Preserving Besov (fractional Sobolev) energies under sphericalization and flattening
Anders Björn, Jana Björn, Riikka Korte, Sari Rogovin, Timo Takala
TL;DR
This work develops a general, measure-theoretic framework for converting unbounded metric spaces into bounded ones (and vice versa) via sphericalization and flattening, while preserving key analytic structure. By introducing a metric deformation with a density function $\rho$ and a weighted measure $\hat{\nu}$, the authors prove that the transformed spaces remain doubling and that Besov energies are comparable when $\sigma = p\theta$, enabling nonlocal energy analysis on fractal-like sets to be transferred between bounded and unbounded settings.
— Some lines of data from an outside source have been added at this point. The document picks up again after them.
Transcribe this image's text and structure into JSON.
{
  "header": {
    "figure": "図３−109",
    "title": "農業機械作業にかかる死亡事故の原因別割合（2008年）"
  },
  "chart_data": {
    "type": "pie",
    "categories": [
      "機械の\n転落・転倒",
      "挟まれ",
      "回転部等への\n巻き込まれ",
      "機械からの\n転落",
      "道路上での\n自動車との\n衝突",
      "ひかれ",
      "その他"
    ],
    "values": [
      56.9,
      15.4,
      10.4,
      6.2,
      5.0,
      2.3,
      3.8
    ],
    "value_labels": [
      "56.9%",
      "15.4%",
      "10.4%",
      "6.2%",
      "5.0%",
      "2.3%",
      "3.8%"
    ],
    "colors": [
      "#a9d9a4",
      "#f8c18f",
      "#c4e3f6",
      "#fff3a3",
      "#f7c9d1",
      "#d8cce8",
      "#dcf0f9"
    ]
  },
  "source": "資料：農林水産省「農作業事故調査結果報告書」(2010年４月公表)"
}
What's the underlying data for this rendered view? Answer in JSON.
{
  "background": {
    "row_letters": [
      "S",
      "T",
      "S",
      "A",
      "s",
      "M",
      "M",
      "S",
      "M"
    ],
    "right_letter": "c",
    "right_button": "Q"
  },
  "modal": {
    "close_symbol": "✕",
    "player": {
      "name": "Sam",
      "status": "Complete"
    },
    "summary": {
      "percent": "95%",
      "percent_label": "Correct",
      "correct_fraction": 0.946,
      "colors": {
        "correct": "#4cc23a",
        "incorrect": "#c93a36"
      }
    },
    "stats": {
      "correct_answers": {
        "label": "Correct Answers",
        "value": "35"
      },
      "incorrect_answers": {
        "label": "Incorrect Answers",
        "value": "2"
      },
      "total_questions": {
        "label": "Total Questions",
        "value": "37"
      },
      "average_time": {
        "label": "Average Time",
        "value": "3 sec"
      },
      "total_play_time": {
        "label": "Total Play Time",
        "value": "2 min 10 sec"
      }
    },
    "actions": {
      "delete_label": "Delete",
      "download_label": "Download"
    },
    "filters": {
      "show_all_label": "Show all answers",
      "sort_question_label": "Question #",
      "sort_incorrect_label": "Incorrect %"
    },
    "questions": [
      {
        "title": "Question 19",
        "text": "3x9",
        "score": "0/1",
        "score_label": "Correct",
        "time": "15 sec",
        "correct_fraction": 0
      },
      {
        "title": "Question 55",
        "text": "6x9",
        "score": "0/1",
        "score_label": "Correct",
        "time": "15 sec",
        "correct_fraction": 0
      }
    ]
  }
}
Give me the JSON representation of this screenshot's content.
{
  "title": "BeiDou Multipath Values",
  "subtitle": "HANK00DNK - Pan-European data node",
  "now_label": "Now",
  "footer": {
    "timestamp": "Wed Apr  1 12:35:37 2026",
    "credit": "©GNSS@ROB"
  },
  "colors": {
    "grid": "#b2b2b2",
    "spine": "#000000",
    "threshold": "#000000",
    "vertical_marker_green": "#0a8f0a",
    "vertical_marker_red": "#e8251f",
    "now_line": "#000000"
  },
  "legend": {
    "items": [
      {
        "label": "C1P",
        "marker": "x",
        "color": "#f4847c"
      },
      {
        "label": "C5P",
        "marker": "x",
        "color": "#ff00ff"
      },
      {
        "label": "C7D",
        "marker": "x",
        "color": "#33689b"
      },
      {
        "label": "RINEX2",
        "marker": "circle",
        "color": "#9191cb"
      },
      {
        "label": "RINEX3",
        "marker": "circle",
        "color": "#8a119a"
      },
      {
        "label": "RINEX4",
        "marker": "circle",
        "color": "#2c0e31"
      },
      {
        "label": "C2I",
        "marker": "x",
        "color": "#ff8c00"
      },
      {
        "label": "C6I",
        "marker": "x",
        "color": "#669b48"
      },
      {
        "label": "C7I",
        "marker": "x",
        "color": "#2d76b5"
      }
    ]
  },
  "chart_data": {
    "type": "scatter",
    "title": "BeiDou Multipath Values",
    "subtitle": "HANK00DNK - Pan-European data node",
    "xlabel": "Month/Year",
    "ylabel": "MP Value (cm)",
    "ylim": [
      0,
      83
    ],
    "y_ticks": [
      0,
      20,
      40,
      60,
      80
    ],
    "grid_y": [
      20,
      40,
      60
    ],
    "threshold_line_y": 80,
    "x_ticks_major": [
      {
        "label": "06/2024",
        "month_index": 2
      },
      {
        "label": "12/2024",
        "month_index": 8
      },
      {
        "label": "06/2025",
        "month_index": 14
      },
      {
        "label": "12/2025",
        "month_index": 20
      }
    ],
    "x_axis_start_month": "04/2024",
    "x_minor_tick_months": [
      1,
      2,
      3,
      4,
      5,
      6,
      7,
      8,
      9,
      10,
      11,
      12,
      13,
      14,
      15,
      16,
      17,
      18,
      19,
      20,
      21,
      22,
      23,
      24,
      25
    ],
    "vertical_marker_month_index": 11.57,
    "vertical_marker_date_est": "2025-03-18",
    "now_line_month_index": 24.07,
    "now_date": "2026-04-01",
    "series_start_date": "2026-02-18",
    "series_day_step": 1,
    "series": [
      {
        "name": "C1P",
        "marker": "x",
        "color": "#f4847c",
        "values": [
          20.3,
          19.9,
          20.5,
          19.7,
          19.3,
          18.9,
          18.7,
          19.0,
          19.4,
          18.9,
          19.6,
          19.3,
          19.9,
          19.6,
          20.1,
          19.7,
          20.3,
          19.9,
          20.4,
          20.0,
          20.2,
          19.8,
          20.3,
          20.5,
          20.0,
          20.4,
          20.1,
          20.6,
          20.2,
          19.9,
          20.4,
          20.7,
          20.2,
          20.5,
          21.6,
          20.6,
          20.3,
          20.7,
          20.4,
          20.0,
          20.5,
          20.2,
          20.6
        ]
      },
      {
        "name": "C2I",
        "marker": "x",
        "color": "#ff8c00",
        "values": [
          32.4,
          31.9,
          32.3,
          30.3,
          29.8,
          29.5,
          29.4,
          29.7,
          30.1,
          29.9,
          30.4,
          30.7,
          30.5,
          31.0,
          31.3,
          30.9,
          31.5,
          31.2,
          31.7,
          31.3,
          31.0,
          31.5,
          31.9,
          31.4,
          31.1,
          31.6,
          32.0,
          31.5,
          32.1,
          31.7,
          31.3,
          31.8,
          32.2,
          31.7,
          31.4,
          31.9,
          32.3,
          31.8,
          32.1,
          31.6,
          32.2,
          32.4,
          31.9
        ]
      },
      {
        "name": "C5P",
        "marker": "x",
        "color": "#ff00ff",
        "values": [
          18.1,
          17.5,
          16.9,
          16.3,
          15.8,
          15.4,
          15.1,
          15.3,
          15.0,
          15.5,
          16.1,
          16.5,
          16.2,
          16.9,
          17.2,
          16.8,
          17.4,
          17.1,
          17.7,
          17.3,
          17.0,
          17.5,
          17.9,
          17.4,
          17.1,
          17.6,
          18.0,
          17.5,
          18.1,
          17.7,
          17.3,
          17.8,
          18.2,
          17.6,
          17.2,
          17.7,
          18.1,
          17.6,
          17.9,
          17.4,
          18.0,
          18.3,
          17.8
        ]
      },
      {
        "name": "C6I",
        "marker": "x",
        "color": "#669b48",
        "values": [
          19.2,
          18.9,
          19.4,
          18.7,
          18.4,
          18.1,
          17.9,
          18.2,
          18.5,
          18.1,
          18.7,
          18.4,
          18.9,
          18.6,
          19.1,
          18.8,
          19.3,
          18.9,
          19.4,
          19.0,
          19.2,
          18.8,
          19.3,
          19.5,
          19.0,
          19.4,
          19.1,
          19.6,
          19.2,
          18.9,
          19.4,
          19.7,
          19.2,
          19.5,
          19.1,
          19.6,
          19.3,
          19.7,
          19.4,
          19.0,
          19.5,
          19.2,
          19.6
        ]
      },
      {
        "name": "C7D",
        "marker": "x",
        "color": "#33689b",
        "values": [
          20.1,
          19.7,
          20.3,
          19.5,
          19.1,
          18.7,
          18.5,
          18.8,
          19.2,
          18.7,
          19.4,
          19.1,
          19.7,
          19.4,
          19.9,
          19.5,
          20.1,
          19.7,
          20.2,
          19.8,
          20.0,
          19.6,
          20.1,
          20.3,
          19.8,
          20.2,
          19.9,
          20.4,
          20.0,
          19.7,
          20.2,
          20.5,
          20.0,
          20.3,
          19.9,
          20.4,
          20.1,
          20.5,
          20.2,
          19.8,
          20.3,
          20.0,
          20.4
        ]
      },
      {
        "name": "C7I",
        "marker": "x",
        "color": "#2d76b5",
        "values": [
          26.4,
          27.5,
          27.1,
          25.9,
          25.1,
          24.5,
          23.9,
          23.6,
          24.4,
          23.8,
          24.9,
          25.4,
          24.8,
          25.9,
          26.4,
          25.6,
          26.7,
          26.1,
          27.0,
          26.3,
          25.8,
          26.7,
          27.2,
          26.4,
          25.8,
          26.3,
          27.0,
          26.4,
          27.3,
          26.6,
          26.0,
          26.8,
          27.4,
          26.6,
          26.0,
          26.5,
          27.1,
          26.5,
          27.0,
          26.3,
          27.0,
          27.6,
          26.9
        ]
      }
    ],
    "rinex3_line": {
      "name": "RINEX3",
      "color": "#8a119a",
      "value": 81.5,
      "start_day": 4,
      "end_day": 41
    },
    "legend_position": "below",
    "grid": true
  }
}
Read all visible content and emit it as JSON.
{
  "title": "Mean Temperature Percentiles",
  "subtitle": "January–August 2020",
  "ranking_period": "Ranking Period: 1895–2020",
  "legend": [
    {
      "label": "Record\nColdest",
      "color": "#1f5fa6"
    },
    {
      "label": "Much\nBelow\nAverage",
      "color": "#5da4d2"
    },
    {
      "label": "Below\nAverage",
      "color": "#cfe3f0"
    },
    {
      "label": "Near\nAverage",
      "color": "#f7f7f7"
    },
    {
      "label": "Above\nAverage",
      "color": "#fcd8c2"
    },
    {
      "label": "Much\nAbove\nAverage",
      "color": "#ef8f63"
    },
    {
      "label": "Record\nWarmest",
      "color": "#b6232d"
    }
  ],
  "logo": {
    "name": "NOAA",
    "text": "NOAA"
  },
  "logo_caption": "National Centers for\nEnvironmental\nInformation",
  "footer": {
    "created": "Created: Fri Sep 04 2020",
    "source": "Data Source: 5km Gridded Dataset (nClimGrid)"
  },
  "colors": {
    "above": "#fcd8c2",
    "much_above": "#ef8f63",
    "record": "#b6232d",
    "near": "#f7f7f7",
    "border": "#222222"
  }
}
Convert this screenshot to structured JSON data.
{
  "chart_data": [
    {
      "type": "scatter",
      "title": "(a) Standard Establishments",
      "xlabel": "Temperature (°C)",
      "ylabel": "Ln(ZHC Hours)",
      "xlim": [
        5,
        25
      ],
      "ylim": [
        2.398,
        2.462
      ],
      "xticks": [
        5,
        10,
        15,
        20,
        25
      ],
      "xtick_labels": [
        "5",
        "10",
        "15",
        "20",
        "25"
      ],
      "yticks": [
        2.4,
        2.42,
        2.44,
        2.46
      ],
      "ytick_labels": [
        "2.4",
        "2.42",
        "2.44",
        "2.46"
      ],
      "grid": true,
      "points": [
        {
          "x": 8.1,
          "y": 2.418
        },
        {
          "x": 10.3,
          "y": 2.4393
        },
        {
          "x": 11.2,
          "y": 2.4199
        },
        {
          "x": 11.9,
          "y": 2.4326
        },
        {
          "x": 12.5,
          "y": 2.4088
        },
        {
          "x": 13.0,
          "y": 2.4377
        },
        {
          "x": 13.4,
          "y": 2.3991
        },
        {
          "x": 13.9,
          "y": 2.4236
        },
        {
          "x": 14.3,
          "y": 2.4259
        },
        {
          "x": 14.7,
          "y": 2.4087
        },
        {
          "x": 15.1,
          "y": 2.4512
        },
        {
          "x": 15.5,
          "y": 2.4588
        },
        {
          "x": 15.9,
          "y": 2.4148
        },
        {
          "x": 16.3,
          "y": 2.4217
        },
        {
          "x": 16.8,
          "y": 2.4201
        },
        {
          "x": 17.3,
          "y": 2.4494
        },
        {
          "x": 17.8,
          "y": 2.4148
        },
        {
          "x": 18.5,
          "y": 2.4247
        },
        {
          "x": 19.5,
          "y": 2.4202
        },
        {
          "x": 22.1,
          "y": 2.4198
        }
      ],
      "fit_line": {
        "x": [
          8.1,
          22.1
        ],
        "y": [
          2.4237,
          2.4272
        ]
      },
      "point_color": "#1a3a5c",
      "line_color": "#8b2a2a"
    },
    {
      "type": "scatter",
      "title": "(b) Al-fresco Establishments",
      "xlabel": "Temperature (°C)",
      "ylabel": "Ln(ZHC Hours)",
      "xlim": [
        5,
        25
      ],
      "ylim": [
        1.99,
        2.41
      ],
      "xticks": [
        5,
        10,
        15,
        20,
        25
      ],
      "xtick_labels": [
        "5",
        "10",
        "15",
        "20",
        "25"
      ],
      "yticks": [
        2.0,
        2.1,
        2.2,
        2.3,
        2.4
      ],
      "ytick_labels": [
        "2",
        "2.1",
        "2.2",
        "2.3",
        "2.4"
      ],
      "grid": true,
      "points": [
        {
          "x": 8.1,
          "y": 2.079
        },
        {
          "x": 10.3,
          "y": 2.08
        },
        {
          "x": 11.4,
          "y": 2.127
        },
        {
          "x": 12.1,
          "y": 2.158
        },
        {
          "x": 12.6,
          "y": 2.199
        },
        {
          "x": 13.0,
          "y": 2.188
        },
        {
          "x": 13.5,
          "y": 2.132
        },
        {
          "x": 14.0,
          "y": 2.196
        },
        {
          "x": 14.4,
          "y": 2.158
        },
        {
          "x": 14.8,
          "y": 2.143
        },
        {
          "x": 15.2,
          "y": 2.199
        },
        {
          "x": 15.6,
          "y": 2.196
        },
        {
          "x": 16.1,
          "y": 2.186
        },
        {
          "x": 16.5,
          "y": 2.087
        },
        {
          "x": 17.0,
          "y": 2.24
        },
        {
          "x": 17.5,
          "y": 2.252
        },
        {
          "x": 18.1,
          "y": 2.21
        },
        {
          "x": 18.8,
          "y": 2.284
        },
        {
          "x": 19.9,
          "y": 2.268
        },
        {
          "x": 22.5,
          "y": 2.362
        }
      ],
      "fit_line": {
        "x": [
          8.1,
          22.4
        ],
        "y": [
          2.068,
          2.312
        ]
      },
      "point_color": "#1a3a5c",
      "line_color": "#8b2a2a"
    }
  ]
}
A central achievement is establishing the duality between sphericalization and flattening: each operation is invertible up to biLipschitz equivalence of the metrics and the measures, and inversions are included in the framework. The results provide a robust toolset for studying Besov-type energies and nonlocal PDEs on general metric measure spaces, including totally disconnected fractals, by transporting problems to more tractable bounded domains without loss of essential structure.
Abstract
We introduce a new sphericalization mapping for metric spaces that is applicable in very general situations, including totally disconnected fractal type sets. For an unbounded complete metric space which is uniformly perfect at a base point for large radii and equipped with a doubling measure, we make a more specific construction based on the measure and equip it with a weighted measure. This mapping is then shown to preserve the doubling property of the measure and the Besov (fractional Sobolev) energy. The corresponding results for flattening of bounded complete metric spaces are also obtained. Finally, it is shown that for the composition of a sphericalization with a flattening, or vice versa, the obtained space is biLipschitz equivalent with the original space and the resulting measure is comparable to the original measure.